Too Much or Not Enough: Sample Sizes and Statistical Analysis

The most practical reason for statistical analysis is the fact that a subset of data is collected and not the entire population. The flexibility of collecting sampled data saves money and time! This flexibility comes with a cost in errors in our decisions.

Type I Error – False Positive – Producer’s Risk
Type II Error – False Negative – Consumer’s Risk

These errors have different implications for analyst and can be exaggerated depending on the sample size used in the analysis. This blog post will cover these errors and how sample sizes can impact your conclusion.

Power and Sample Size

People want to know the one number they should always use for a sample! They often will cite a sample size of 30 because someone at their company came across the Central Limit Theorem, but that number is not always correct.

In statistics, we use the concept of power to determine the probability of the sample size to detect a practical difference. The goal is to keep power high, a good target value of power is between 80% to 90%. Power can be considered the true positive rate of a test or think of it as a fire alarm that can detect a fire.
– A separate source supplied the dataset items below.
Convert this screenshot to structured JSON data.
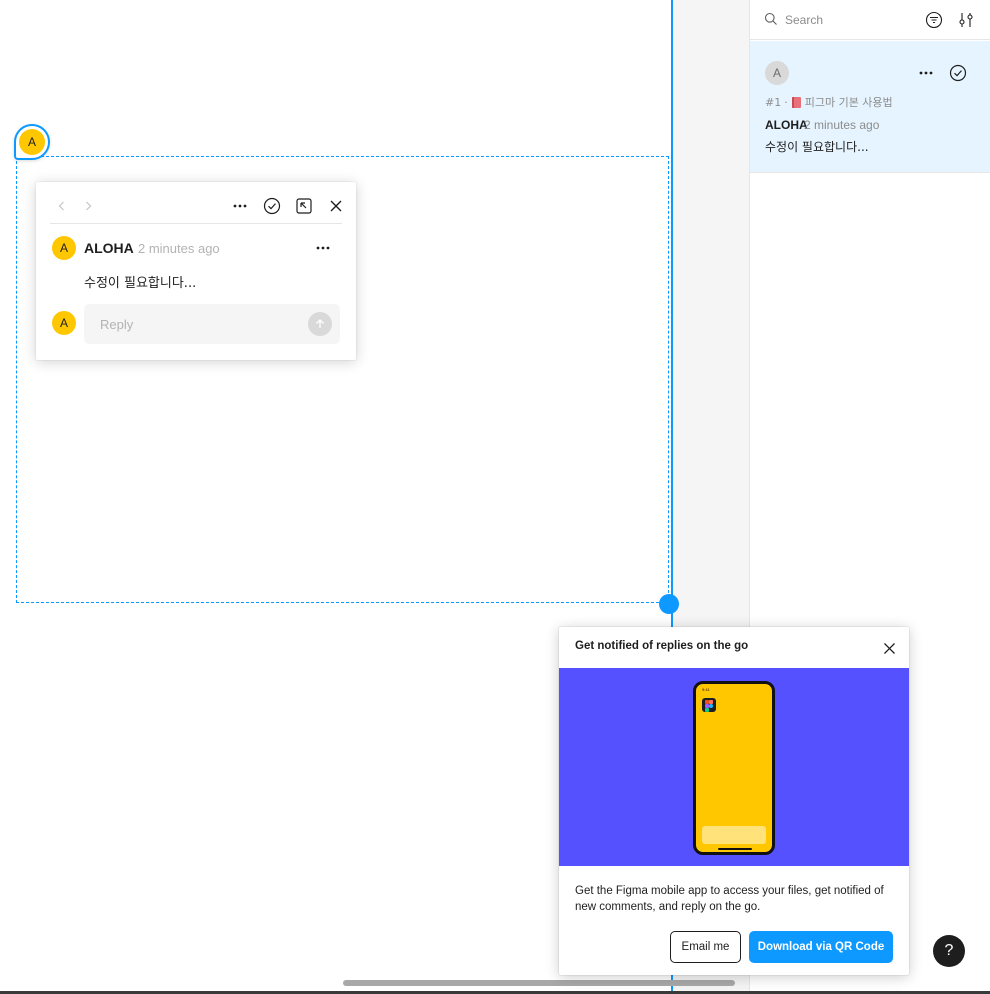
{
  "colors": {
    "accent": "#0d99ff",
    "avatar_yellow": "#ffc700",
    "promo_purple": "#5551ff",
    "card_highlight": "#e5f4ff"
  },
  "canvas": {
    "pin": {
      "initial": "A"
    },
    "thread": {
      "toolbar": {
        "prev_icon": "chevron-left-icon",
        "next_icon": "chevron-right-icon",
        "more_icon": "more-horizontal-icon",
        "resolve_icon": "check-circle-icon",
        "open_icon": "open-in-panel-icon",
        "close_icon": "close-icon"
      },
      "message": {
        "avatar_initial": "A",
        "author": "ALOHA",
        "time": "2 minutes ago",
        "body": "수정이 필요합니다..."
      },
      "reply": {
        "avatar_initial": "A",
        "placeholder": "Reply",
        "send_icon": "arrow-up-icon"
      }
    }
  },
  "panel": {
    "search": {
      "placeholder": "Search",
      "search_icon": "search-icon",
      "filter_icon": "filter-icon",
      "prefs_icon": "adjust-icon"
    },
    "comments": [
      {
        "avatar_initial": "A",
        "number": "#1",
        "separator": "·",
        "page_name": "피그마 기본 사용법",
        "author": "ALOHA",
        "time": "2 minutes ago",
        "body": "수정이 필요합니다..."
      }
    ]
  },
  "notify": {
    "title": "Get notified of replies on the go",
    "description": "Get the Figma mobile app to access your files, get notified of new comments, and reply on the go.",
    "email_button": "Email me",
    "qr_button": "Download via QR Code",
    "phone_time": "9:41"
  },
  "help": {
    "label": "?"
  }
}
In Minitab Statistical Software, use the Stat > Power and Sample Size menu for the specific test you are implementing to make sure your sample size is correct.

Type II Error and Not Enough Data

A Type II Error is the error of missing a critical difference. This is considered the false negative rate, the consumer’s risk, or think of this as a fire alarm that cannot detect a fire. You should be interested in the potential of a false negative if your p-value is greater than 0.05.

Type II error is considered the more egregious errors to make. In R+D, this could be a missed chance to optimize or improve a process. In manufacturing, this could be sending a bad part to a customer.

In this simulation, a moderate shift of a 1-sigma unit difference was generated off target. Below is the distribution of the 1-sigma shifted process and the target value.

too-much-not-enough-population-distribution

In this example, 100 samples of size 5 were pulled from the population to determine if they can detect the 1-sigma shift. In this example the power to detect a 1-sigma shift with a sample of size 5 is 40%. That means out of the 100 samples we have we should expect about 40 to detect the difference. In the simulation below, 44 of the samples were able to detect the shift since they did not capture the target.

Interval Plots of Small Sample Sizes

But this small sample size gives us a 60% chance of not detecting the shift in the process. We had less than a coin’s flip chance of determining the process is bad. With those low odds we might not realize the process needs fixing. And, in the real world, you would only do this once not 100 times.

With small sample sizes, the increase in false negative rates can give a sense of complacency and lead to no process improvement. To counteract the high potential of a false negative with small sample sizes, it is best to continuously monitor these processes using control charts or try to increase the sample size.

Type I Error and Too Much Data

The Type I error is the error of detecting a negligible difference. This error is considered the false positive rate, the producer’s risk or you can think of it as a fire alarm that is going off when there is no fire. You should be considered of a potential false positive if the p-value is less than 0.05.

Below is an example where the process has shifted by 0.15-sigma units, this is considered a small and negligible difference and in this example no process improvements need to be carried out.

Population Distribution

From this 0.15-Sigma shifted process, 100 samples of 1,000 units were randomly sampled. Each of the 100 samples were then tested to see if they are off target. In this example, the test has a power of 99.7% in detecting the small shift of 0.15-sigma units Below is a graph of the 100 samples’ 95% confidence intervals. Of the 100 intervals, 99 do not capture zero indicating the process is off target.

Interval Plot of Large Sample Sizes

If the analyst is only looking at the p-value they might start implementing changes or “improvements." But if the analyst can see that the shift is only 0.15-sigma units then they would realize this is practically a false-alarm.

But would that small of a shift be necessary to invest resources to re-center the process to the target? The answer to that question is dependent on the cost, the specification limits of the product or the criticalness of the response variable.

To do robust analyses with large sample sizes users should consider machine learning techniques, like CART Classification Trees and CART Regression Trees or the users should compare the data in relation to specification limits or other pre-defined limits.